Mi último día en el instituto sirvió también para despedirme de esa esquina del edificio administrativo. Los potenciales usuarios que se encontraban apenas a unos 50 metros, desaprovecharon la oportunidad de desgastar la literatura que estaba al alcance de un interés.

Cuándo fue la última vez que usted o yo que nos dedicamos al deporte tomamos un libro sobre nuestra asignatura y lo leímos o releímos.

Exigirnos más, viajar, escuchar a los mejores y tener hambre por seguir aprendiendo a los 30, 40 o 50 años es la única forma de ser competitivo aquí y en cualquier parte.

Es una fortuna encontrarte con una idea, una persona o un suceso que cambia por completo tus creencias, que sacude tus cimientos y expande tu horizonte.
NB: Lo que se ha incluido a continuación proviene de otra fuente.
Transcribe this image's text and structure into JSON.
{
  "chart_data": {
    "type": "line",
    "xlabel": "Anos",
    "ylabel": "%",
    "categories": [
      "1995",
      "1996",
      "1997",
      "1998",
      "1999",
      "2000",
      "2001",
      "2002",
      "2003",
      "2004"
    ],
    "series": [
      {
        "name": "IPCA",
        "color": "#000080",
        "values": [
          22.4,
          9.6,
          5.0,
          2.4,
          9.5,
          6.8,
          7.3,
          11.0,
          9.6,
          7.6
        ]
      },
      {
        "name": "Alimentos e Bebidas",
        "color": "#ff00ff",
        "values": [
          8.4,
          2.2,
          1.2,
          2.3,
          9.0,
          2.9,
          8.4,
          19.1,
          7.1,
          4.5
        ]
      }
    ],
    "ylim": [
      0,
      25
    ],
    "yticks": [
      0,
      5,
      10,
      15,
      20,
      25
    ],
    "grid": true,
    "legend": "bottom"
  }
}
Al final el deporte es como la vida misma, conocemos solamente una pequeña gota del inmenso océano.

*El autor es Licenciado en Actividad Física y Deporte por la UABC. Fue responsable de deporte asociado en el Instituto del Deporte de Baja California. En la actualidad encabeza la coordinación de eduación física en el Sistema Educativo Estatal. También preside el consejo directivo del Salón de la Fama del Deporte de Ensenada.